他没有看刀,目光钉在萧寒声脸上:“怎么杀,最快?”
“咽喉,颈侧。”
萧寒声走近,将托盘置于榻边矮几。
他拿起一柄三寸长的柳叶薄刃,刃身弧度流畅如新月。
“用寸劲,斜向上刺入,切断血脉气管。如她所受。”
他指尖虚点阿瓷颈侧的致命伤,语气平静得像在讲解庖丁解牛。
“力道需精准,浅了死不透,深了易卡骨。”
谢知白伸出苍白的手,指尖掠过冰冷的刃丛。
最终,他握住一柄形制古朴的直脊短剑。
剑身略宽,无华无饰,唯有靠近护手处阴刻着一个小小的“御”字徽记——这是宫中禁卫的标准佩剑形制。
“眼光不错。”
萧寒声眼底掠过一丝几不可察的异样,“此剑名‘无回’,刃长七寸,重心在前,善刺击,也利劈砍。
宫中禁卫多用此刃,取其决绝之意。”
他忽然抬手,一枚铜钱弹向谢知白面门!速度快如电光石火!
谢知白本能地侧头,铜钱擦着他耳际飞过,“叮”一声嵌入身后立柱。
劲风刮得他颊侧发丝扬起。
“反应尚可,但太慢。
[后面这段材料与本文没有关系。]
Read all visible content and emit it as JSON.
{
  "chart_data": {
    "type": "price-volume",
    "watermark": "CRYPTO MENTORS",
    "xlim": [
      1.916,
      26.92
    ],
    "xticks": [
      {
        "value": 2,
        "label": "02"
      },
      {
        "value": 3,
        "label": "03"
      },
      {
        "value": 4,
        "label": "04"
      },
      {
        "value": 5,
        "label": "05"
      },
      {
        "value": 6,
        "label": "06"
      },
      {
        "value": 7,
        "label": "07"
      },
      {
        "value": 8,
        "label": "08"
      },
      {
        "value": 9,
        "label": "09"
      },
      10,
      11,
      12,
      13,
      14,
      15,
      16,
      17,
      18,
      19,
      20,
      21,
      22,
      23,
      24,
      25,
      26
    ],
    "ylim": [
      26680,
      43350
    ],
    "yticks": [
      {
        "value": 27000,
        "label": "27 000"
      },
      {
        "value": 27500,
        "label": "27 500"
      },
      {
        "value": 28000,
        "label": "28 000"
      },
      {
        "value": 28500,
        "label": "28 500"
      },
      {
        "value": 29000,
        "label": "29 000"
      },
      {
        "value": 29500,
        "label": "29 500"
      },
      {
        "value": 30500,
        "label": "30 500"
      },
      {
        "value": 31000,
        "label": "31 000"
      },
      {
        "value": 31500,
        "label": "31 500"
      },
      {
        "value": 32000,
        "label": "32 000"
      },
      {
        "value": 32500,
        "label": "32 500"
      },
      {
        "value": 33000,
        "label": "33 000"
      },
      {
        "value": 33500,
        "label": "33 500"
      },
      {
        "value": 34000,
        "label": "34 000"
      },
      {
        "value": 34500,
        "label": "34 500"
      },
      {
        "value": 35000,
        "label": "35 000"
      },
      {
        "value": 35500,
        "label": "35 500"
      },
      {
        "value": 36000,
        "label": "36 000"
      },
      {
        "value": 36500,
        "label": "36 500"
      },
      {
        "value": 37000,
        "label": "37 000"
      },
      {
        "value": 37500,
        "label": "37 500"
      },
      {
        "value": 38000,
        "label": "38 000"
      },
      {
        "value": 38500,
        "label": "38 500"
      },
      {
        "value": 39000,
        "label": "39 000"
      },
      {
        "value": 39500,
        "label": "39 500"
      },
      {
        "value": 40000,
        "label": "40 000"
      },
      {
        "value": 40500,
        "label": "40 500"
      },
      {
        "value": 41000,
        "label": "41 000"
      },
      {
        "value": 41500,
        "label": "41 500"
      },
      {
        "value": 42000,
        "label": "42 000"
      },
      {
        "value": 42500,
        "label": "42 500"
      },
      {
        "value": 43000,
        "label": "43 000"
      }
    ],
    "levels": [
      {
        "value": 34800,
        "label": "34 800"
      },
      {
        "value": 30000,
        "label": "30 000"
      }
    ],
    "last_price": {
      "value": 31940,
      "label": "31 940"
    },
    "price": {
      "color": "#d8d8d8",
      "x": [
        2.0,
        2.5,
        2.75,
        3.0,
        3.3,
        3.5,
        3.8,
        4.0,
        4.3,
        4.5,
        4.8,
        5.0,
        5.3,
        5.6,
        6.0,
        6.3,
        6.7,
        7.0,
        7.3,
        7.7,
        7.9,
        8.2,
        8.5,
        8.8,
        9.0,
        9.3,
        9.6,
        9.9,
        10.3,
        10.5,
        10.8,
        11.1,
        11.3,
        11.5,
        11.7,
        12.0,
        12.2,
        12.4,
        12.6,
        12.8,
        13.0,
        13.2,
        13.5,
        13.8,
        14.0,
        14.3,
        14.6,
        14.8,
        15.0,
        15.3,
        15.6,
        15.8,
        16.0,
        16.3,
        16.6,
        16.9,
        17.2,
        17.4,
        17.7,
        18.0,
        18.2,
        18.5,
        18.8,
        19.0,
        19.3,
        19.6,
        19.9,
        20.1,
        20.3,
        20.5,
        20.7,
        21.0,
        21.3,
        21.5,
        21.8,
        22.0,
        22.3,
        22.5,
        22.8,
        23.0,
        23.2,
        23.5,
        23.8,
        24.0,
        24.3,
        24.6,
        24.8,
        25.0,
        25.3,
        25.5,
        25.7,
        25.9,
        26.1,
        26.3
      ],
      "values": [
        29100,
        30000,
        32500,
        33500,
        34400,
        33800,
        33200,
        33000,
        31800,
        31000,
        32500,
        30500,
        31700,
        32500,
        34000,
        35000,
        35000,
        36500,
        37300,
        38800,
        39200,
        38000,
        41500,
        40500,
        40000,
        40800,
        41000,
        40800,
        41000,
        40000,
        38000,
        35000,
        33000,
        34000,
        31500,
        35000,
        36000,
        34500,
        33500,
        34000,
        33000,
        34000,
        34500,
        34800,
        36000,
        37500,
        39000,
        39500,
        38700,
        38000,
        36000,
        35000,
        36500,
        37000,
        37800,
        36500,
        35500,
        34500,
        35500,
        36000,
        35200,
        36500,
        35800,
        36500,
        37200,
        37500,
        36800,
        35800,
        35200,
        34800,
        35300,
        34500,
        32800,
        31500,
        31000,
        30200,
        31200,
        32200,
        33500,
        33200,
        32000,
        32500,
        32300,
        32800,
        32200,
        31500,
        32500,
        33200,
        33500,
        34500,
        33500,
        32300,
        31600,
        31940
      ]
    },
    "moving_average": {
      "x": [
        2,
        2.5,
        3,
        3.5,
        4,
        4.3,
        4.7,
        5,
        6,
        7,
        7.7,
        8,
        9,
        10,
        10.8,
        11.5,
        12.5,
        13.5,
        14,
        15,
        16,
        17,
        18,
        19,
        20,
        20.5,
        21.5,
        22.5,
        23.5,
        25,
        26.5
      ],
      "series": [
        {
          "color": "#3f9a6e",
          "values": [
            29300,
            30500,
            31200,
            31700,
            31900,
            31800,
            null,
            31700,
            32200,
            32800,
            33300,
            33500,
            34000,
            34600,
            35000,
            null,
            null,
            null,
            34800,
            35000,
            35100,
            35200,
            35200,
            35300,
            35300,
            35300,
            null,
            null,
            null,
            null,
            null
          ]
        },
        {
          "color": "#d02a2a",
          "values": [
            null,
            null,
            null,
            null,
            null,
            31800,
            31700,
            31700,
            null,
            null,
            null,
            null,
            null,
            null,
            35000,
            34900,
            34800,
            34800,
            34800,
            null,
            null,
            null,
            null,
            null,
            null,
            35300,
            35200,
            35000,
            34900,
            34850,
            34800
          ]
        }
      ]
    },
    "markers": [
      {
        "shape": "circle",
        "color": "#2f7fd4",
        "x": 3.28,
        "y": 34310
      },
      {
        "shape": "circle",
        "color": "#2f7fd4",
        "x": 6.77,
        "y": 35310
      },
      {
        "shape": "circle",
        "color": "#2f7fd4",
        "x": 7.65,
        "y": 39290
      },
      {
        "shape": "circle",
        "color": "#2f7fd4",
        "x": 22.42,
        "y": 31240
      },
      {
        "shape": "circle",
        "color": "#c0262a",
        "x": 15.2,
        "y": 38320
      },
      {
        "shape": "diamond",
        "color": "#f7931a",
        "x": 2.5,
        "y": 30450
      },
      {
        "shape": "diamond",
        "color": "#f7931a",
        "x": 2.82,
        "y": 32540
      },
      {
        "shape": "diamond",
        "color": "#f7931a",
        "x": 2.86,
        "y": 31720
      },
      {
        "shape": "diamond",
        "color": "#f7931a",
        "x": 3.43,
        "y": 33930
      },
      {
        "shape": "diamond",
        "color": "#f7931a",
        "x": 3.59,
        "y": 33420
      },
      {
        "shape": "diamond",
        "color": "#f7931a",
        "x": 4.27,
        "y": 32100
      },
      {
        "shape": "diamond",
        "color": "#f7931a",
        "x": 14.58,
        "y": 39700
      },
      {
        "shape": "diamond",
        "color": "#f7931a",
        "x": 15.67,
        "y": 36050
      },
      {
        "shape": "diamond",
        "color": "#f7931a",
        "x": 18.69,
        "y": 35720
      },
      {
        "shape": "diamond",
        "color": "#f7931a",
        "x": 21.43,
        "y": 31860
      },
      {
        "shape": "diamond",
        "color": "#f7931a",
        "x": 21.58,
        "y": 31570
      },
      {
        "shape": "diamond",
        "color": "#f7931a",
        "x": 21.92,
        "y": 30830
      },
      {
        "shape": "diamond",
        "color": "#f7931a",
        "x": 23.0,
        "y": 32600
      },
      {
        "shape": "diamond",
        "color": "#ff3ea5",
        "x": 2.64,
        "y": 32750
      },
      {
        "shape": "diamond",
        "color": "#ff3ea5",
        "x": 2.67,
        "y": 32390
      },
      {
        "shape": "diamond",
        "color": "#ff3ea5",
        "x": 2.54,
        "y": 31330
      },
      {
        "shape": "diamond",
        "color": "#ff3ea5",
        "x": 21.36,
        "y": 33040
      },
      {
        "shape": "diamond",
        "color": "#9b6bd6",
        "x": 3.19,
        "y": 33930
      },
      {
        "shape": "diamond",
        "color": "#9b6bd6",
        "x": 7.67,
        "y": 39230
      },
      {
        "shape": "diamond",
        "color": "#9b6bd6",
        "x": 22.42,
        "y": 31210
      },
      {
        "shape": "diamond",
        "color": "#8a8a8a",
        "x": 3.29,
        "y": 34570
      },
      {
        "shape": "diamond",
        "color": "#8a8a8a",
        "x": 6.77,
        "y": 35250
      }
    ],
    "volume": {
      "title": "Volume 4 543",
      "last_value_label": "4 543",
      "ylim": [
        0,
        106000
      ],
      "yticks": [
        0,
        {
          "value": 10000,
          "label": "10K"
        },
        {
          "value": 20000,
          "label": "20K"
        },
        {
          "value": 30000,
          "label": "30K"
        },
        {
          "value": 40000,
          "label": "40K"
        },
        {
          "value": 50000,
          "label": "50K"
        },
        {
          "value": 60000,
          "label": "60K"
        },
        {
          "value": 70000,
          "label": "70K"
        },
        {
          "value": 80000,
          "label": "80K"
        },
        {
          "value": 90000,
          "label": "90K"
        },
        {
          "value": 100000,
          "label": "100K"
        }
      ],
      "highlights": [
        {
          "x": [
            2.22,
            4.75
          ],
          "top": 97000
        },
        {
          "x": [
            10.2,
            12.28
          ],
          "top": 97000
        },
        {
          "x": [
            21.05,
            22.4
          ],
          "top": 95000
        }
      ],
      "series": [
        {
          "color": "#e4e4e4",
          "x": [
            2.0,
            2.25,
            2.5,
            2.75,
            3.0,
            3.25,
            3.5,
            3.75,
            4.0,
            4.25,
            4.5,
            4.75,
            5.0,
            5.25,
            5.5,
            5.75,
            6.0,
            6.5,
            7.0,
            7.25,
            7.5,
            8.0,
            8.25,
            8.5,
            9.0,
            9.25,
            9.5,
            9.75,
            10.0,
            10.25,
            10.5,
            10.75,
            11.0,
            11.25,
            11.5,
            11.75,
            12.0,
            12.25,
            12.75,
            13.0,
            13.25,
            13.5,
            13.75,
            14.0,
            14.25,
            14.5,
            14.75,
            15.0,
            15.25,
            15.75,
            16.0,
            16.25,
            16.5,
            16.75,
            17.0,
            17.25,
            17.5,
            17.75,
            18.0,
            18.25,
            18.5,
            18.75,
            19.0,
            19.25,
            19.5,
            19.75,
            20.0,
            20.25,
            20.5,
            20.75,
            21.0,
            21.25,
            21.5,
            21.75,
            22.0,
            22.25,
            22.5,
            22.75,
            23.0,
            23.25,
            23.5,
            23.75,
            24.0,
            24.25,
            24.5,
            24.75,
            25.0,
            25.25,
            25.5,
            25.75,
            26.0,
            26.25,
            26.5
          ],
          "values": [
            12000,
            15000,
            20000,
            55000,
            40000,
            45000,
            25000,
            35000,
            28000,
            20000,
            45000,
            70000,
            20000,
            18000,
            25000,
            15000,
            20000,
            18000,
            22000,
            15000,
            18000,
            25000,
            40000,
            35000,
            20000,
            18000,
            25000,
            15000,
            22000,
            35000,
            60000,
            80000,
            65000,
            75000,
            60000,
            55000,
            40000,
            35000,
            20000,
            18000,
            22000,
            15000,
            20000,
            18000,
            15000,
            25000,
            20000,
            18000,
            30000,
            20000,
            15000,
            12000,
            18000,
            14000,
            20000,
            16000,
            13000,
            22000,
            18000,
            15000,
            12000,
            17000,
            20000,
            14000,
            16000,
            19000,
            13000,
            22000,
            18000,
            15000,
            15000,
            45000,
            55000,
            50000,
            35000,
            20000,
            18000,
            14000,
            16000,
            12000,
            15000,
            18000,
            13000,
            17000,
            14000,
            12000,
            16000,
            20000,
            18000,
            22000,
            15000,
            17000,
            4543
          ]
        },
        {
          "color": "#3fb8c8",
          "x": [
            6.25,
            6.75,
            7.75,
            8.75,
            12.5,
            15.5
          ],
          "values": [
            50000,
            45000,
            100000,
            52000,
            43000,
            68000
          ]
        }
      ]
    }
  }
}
”
萧寒声点评,“从此刻起,你的眼、耳、肌肤,皆需如绷紧的弓弦。
杀机不会等你准备好才来,它总在你最无防备时降临——就像赵鹏对阿瓷那样。”
他走到静室中央的空处,身形如松:“看好了。”
没有繁复的起手式,萧寒声的身影骤然动了。